Он тихо вошёл в кабинет и сел подле неё.
– Что ты делаешь? – спросил он.
– Вот просматриваю расходную книжку, – отвечала она. – Вообрази, Пётр Иваныч: в прошедшем месяце на один стол вышло около полуторы тысячи рублей: это ни на что не похоже!
Он, не говоря ни слова, взял у ней книжку и положил на стол.
– Послушай, – начал он, – доктор говорит, что здесь моя болезнь может усилиться: он советует ехать на воды за границу. Что ты скажешь?
– Что же мне сказать? Тут, я думаю, голос доктора важнее моего. Надо ехать, если он советует.
– А ты? Желала ли бы ты сделать этот вояж?
– Пожалуй.
– Но, может быть, ты лучше хотела бы остаться здесь?
– Хорошо, я останусь.
– Что же из двух? – спросил Пётр Иваныч с некоторым нетерпением.
– Распоряжайся и собой, и мной, как хочешь, – отвечала она с унылым равнодушием, – велишь – я поеду, нет – останусь здесь…
– Оставаться здесь нельзя, – заметил Пётр Иваныч, – доктор говорит, что и твоё здоровье несколько пострадало… от климата.
– С чего он взял? – сказала Лизавета Александровна, – я здорова, я ничего не чувствую.
– Продолжительное путешествие, – говорил Пётр Иваныч, – тоже может быть для тебя утомительно; не хочешь ли ты пожить в Москве у тётки, пока я буду за границею?
– Хорошо; я, пожалуй, поеду в Москву.
– Или не съездить ли нам обоим на лето в Крым?
– Хорошо и в Крым.
Пётр Иваныч не выдержал: он встал с дивана и начал, как у себя в кабинете, ходить по комнате, потом остановился перед ней.
– Тебе всё равно, где ни быть? – спросил он.
– Всё равно, – отвечала она.
– Отчего же?
Она, ничего не отвечая на это, взяла опять расходную тетрадь со стола.
– Воля твоя, Пётр Иваныч, – заговорила она, – нам надо сократить расходы: как, тысяча пятьсот рублей на один стол…

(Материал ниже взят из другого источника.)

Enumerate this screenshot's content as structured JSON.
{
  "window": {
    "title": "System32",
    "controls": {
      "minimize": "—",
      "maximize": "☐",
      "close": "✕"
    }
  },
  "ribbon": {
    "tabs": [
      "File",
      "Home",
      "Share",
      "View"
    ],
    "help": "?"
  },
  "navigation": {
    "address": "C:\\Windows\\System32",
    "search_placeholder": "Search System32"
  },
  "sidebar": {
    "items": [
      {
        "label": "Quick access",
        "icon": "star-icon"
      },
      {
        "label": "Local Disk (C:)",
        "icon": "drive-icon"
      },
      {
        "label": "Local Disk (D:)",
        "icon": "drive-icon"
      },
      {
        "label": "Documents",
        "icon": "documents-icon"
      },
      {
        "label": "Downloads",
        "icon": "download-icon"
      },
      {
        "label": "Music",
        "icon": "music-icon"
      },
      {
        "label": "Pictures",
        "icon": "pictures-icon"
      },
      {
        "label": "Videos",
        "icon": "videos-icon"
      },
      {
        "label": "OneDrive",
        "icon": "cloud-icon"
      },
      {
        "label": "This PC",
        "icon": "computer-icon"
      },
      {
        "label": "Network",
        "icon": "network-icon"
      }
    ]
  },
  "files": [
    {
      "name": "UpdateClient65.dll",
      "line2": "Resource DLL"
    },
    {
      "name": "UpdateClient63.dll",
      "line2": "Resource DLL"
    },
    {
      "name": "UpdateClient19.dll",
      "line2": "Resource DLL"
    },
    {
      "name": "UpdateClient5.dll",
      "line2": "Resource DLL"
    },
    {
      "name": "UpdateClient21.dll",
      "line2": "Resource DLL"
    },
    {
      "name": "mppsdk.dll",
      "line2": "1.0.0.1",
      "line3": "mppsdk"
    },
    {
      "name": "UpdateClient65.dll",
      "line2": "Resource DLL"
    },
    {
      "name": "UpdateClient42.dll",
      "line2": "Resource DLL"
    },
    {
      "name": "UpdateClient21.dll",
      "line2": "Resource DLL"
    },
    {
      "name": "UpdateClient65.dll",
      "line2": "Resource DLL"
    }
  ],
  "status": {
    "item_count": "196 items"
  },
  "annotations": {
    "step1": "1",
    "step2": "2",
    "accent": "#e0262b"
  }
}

Он взял у ней тетрадь и бросил под стол.
– Что это так занимает тебя? – спросил он, – или денег тебе жаль?
– Как же не занимать? Ведь я твоя жена! Ты же сам учил меня… а теперь упрекаешь, что я занимаюсь.. Я делаю своё дело!
– Послушай, Лиза! – сказал Пётр Иваныч после краткого молчания, – ты хочешь переделать свою натуру, осилить волю… это нехорошо. Я никогда не принуждал тебя: ты не уверишь меня, чтоб эти дрязги (он указал на тетрадь) могли занимать тебя. Зачем ты хочешь стеснять себя? Я предоставляю тебе полную свободу…
– Боже мой! зачем мне свобода? – сказала Лизавета Александровна, – что я стану с ней делать? Ты до сих пор так хорошо, так умно распоряжался и мной и собой, что я отвыкла от своей воли; продолжай и вперёд; а мне свобода не нужна.
Оба замолчали.
– Давно, – начал опять Пётр Иваныч, – я не слыхал от тебя, Лиза, никакой просьбы, никакого желания, каприза.
– Мне ничего не нужно, – заметила она.
– У тебя нет никаких особенных… скрытых желаний? – спросил он с участием, пристально глядя на неё. Она колебалась, говорить или нет.
Пётр Иваныч заметил это.
– Скажи, ради бога, скажи! – продолжал он, – твои желания будут моими желаниями, я исполню их как закон.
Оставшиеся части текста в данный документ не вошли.